Many of the monuments and statues now being abominated and disassembled were not erected in the immediate aftermath of the Civil War but some years after, often in reaction to such modest advances in the political and social condition of African Americans as the early 20th century produced. Some were nothing short of consecrated shrines to white supremacy erected to Southern political powers in league with such miscreants as the Ku Klux Klan. To the extent that today’s reaction against these monuments is in essence Democrats cleaning up their own mess, there is some justice to it.
But there would have been some justice to it in 1938 or 1964 as well. The current attack on Confederate monuments is only another front in the Left’s endless kulturkampf. The Left is committed to always being on the offense in the culture wars, and, with Donald Trump and his white-resentment politics installed in the White House and Republicans lined up queasily behind him, the choice of going after Confederate totems is clever. It brings out the kooks and the cranks, and some respectable conservatives feel obliged to defend them. Getting Republicans to re-litigate the Civil War is a great victory for the Democrats, who were, after all, on the wrong side of it as a matter of historical fact. Rather than embrace their party’s proudest and finest legacy, Republicans are now trying to explain away President Trump’s insistence that there were some very fine gentlemen among the tiki-Nazis in Charlottesville. President Trump’s schoolboy forensics is here particularly embarrassing. From Abraham Lincoln to Donald Trump: Evolution runs backward for American political parties.

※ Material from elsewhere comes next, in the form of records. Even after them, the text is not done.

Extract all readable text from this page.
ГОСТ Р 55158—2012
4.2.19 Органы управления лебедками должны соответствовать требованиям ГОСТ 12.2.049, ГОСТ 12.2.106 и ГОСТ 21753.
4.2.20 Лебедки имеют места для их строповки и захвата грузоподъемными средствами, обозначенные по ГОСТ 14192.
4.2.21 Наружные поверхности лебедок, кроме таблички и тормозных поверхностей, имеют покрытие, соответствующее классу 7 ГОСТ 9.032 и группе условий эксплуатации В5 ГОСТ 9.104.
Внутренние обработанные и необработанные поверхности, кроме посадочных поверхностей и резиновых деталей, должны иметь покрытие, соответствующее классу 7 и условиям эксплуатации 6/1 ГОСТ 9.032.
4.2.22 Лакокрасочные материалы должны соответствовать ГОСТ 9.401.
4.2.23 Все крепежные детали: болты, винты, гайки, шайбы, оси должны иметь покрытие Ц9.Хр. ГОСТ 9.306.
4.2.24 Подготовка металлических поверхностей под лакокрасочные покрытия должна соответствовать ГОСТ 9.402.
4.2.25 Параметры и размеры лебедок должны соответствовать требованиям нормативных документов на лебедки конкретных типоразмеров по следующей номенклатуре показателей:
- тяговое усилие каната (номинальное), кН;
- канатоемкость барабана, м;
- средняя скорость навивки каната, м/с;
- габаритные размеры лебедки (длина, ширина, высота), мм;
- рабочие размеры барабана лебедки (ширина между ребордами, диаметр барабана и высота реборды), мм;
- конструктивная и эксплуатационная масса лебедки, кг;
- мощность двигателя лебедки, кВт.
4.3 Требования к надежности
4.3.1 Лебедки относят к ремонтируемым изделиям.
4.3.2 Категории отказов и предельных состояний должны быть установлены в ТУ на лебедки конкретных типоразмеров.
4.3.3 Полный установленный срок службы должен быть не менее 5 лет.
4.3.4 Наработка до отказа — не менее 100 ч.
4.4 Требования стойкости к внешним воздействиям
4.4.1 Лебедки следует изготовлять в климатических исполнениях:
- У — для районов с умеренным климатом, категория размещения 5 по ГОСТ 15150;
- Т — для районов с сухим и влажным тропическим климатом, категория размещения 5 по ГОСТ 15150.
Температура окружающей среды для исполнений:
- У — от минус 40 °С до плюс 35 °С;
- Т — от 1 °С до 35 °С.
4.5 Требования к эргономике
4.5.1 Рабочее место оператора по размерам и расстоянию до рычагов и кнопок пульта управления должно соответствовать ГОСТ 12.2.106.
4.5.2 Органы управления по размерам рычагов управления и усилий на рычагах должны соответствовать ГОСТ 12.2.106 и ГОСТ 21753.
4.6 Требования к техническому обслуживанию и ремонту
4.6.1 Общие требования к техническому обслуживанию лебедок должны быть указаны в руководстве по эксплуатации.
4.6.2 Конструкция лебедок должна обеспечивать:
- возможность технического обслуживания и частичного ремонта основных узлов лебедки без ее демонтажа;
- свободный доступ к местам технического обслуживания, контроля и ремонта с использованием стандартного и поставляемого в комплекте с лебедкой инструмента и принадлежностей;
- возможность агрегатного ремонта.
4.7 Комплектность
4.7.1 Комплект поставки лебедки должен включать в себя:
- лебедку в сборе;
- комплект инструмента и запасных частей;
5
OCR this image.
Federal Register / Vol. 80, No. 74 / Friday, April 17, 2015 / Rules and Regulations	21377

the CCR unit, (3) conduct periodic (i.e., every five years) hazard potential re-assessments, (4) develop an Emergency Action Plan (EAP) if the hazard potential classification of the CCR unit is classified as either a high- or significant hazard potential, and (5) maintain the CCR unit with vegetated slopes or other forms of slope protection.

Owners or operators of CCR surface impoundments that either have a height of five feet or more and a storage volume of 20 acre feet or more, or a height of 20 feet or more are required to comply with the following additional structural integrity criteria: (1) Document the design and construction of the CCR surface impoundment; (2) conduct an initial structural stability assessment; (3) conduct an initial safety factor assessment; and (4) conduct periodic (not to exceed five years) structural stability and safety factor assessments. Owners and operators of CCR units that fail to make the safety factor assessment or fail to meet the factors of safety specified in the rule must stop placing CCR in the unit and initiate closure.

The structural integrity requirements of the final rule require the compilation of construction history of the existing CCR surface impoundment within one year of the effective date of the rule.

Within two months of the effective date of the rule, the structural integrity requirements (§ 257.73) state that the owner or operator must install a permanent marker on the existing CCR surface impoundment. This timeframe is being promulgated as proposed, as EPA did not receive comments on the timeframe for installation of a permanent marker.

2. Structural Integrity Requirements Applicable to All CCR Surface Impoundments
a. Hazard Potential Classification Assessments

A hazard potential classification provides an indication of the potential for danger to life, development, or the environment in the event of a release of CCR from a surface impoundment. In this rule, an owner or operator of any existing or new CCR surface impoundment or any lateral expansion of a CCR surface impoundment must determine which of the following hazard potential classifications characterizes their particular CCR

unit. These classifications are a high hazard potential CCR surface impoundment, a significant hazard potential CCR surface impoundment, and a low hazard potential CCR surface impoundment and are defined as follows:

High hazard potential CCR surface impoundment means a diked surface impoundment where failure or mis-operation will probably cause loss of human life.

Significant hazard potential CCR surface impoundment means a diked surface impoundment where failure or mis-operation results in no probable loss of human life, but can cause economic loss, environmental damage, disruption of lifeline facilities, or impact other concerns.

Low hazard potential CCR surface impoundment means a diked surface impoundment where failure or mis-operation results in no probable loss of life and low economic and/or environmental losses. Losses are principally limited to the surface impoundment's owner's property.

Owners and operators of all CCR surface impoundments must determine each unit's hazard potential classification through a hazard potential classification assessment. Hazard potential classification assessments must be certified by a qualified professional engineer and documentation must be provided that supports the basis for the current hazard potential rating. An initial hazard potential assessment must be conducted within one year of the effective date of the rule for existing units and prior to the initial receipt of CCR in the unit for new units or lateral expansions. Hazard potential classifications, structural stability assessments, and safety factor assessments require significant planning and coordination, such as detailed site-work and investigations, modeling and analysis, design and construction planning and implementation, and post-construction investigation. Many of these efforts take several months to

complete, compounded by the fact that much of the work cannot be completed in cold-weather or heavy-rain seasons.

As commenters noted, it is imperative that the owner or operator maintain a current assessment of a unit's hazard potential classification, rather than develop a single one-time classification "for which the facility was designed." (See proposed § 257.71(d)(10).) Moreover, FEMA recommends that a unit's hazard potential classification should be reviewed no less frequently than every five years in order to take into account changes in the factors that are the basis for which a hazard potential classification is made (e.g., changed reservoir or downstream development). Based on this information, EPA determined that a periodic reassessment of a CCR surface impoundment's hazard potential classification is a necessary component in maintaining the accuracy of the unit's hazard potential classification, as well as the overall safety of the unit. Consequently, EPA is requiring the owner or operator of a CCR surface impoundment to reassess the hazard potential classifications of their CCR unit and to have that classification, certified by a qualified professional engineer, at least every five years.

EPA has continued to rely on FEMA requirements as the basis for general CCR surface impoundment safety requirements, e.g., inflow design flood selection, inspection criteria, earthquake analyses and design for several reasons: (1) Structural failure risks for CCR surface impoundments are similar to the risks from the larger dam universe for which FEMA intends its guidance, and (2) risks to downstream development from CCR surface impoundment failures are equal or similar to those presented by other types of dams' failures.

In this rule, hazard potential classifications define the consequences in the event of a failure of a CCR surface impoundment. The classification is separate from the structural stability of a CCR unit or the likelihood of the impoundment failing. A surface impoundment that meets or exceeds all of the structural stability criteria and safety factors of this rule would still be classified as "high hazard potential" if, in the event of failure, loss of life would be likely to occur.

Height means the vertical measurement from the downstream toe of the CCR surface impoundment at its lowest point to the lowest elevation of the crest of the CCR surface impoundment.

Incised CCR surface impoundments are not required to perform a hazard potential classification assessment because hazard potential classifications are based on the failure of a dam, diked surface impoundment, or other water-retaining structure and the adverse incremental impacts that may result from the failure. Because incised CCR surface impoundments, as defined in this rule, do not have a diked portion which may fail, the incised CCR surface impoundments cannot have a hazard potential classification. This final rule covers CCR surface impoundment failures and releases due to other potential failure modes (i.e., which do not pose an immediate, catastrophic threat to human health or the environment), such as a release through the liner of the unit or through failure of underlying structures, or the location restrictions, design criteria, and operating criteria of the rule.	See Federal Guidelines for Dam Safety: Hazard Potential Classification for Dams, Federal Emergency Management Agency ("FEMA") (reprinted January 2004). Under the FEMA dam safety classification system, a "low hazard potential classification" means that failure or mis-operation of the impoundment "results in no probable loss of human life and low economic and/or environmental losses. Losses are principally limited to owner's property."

We should not, in any case, accept the fiction that what is transpiring at the moment is a moral crusade rather than political opportunism.
Monuments have a way of being repurposed: Rome is an overwhelmingly Christian city, and its most famous monument is the Colosseum, where Christians were put to death for sport and for political gain. (It was, however, more common for martyrs to meet their fate at the Circus Maximus.) A famous Roman obelisk, originally brought from Egypt by Caligula as a symbol of imperial power, today stands in St. Peter’s Square, crowned by a small reliquary believed to contain fragments of the True Cross. The Roman Catholics might have proceeded in the same way as the Taliban with Buddhist monuments, smashing every relic of their pagan forebears. The Christian world has undergone such paroxysms from time to time: Iconoclasm is puritanism in vandalism.